The project used several biotechnology equipment that can be found in many laboratories in the medical, pharmaceutical, and research fields. The CAE, de Costa, and Shyu used thermal cycler, microcentrifuge, vortex mixer, electrophoresis workstation, micropipets, pipet tips, micro test tubes, agarose powders, and DNA stains.

electromycycler VORTEX-MIXERËÉðmicropipette

The protocol for the project has a lot of steps that include preparing the sample, preparing the magnetic beads, preparing PCR, running the PCR, preparing the gel, preparing the agarose/PCR dye, running the gel, dying the gel, and taking the data of the gel. Sequencing the DNA of the food takes over an hour since there’s a lot of steps that are repeated.

The project is conducted during the time where genetic modification of food is not totally accepted by society especially in Europe. In the United States, genetic modification of food is almost necessary because of the factorization of crops that are sold in local grocery stores. GMOs are bred in labs and mass produce in large-scale farms because the growing world population demands more production of essential crops.
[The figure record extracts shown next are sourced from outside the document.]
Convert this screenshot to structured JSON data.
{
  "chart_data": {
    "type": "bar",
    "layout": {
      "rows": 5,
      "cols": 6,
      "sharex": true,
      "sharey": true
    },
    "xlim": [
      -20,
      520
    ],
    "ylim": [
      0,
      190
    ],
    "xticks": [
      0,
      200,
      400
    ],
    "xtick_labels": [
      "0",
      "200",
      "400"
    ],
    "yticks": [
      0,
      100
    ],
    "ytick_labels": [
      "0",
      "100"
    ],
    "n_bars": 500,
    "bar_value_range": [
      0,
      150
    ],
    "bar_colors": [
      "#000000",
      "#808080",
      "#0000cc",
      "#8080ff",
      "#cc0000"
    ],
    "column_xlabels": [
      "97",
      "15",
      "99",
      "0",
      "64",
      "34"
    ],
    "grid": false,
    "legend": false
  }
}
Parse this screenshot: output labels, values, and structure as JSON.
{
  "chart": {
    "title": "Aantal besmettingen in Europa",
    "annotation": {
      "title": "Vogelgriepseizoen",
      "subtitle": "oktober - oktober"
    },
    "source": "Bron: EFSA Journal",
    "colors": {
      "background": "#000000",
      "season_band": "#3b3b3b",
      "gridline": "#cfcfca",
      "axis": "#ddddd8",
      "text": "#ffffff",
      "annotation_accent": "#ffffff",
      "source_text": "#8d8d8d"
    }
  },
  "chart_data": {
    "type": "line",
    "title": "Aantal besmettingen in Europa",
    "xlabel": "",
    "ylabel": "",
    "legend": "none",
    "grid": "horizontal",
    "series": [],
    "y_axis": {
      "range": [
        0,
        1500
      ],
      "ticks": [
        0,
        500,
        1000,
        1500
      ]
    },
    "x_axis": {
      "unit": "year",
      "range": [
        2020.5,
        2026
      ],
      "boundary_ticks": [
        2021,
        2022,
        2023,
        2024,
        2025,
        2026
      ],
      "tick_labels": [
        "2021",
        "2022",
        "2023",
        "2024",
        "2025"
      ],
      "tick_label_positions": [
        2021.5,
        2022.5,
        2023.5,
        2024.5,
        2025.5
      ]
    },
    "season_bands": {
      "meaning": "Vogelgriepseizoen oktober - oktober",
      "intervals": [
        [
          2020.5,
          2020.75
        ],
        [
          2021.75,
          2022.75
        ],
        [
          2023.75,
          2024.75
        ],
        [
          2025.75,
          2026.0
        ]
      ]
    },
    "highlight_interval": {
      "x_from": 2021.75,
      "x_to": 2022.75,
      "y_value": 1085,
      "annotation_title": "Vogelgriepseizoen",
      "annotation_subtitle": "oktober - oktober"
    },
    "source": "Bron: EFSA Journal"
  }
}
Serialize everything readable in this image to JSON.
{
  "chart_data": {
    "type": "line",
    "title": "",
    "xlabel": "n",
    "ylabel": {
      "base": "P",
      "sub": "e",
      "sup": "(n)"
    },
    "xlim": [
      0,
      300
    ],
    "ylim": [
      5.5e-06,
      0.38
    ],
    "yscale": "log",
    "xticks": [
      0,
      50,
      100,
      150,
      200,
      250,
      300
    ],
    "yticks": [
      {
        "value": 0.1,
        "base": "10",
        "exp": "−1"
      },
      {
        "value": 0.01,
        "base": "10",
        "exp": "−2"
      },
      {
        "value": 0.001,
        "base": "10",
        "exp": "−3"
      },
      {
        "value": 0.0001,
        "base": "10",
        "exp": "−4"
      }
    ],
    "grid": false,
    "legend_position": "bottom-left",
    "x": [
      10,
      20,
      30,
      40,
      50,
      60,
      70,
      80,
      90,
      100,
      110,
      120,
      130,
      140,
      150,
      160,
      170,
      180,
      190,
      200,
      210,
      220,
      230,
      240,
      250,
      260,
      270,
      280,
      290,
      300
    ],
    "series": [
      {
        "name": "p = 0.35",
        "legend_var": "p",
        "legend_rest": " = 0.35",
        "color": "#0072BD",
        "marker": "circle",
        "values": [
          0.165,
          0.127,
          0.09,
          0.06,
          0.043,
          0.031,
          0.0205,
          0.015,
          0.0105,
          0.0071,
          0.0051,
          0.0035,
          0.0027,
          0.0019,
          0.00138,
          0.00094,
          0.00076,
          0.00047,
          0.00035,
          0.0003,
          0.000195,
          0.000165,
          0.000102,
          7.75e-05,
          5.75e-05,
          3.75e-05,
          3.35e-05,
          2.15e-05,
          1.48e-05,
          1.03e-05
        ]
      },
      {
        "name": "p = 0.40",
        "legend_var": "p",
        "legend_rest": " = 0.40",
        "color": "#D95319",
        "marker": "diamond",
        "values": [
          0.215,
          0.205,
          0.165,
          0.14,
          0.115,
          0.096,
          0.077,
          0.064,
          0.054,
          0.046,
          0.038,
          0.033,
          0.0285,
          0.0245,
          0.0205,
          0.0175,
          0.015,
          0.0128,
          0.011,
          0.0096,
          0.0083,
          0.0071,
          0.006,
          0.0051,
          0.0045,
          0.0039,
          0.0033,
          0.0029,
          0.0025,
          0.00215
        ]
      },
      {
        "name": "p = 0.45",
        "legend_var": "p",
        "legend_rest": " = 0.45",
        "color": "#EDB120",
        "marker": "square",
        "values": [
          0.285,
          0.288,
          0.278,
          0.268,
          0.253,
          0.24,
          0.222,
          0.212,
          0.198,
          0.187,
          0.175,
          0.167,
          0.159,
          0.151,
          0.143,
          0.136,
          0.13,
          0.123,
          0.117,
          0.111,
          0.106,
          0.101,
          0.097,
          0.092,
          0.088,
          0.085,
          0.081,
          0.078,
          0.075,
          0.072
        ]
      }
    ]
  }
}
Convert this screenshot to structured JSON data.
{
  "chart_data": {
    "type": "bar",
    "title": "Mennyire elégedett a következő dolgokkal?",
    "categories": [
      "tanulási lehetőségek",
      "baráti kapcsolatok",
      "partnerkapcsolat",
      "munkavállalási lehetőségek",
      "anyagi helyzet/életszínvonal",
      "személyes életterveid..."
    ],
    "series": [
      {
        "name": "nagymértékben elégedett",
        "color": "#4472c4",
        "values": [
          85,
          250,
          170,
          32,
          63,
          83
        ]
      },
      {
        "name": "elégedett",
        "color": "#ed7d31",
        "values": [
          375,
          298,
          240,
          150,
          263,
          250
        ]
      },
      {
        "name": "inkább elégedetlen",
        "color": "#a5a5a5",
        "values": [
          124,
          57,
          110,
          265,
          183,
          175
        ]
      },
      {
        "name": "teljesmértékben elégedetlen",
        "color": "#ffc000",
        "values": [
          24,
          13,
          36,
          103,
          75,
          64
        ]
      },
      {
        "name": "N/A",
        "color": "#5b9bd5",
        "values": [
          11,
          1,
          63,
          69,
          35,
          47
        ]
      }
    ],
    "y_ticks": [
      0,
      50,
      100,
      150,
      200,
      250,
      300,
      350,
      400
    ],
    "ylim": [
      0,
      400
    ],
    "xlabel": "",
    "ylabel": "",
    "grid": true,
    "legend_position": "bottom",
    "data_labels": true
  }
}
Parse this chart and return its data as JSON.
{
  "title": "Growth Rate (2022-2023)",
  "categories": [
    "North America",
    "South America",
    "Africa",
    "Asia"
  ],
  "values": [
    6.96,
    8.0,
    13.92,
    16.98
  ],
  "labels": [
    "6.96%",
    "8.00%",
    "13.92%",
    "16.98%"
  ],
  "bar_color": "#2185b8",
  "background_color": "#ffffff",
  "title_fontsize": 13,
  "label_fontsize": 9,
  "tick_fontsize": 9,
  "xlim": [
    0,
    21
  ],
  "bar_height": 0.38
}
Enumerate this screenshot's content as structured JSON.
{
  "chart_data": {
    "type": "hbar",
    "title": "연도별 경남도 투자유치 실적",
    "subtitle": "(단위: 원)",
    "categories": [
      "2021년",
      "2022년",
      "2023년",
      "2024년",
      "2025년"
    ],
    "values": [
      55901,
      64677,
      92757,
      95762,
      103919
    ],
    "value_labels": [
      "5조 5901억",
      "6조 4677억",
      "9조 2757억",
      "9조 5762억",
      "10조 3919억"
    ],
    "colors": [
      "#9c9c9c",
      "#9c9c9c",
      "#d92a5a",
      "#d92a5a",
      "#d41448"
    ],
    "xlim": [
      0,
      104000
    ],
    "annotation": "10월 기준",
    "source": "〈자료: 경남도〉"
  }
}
With the globalization of a free market system, food is not immune from the import/export to a country that does not have the ideal factors of growing it. Food companies have relied in modifying the genetics of food products to have greater amounts of production, protection from diseases, and longer shelf-lives.

This artistic project is related to bringing up public action for the issues that might have serious health consequences. CAE, de Costa, and Shyu are empowering people to become citizens of science and aware of the things that are tampered with through technology and science. This project also brings up mutual positivism between human and vegetation where we rely much of our diet from plants. Although we as humans try to alter nature for to our own advantage, there can also be negative impacts to the things we change especially in the molecular level. We might not be able to see the adverse effects until we study the long term effects and it is too late.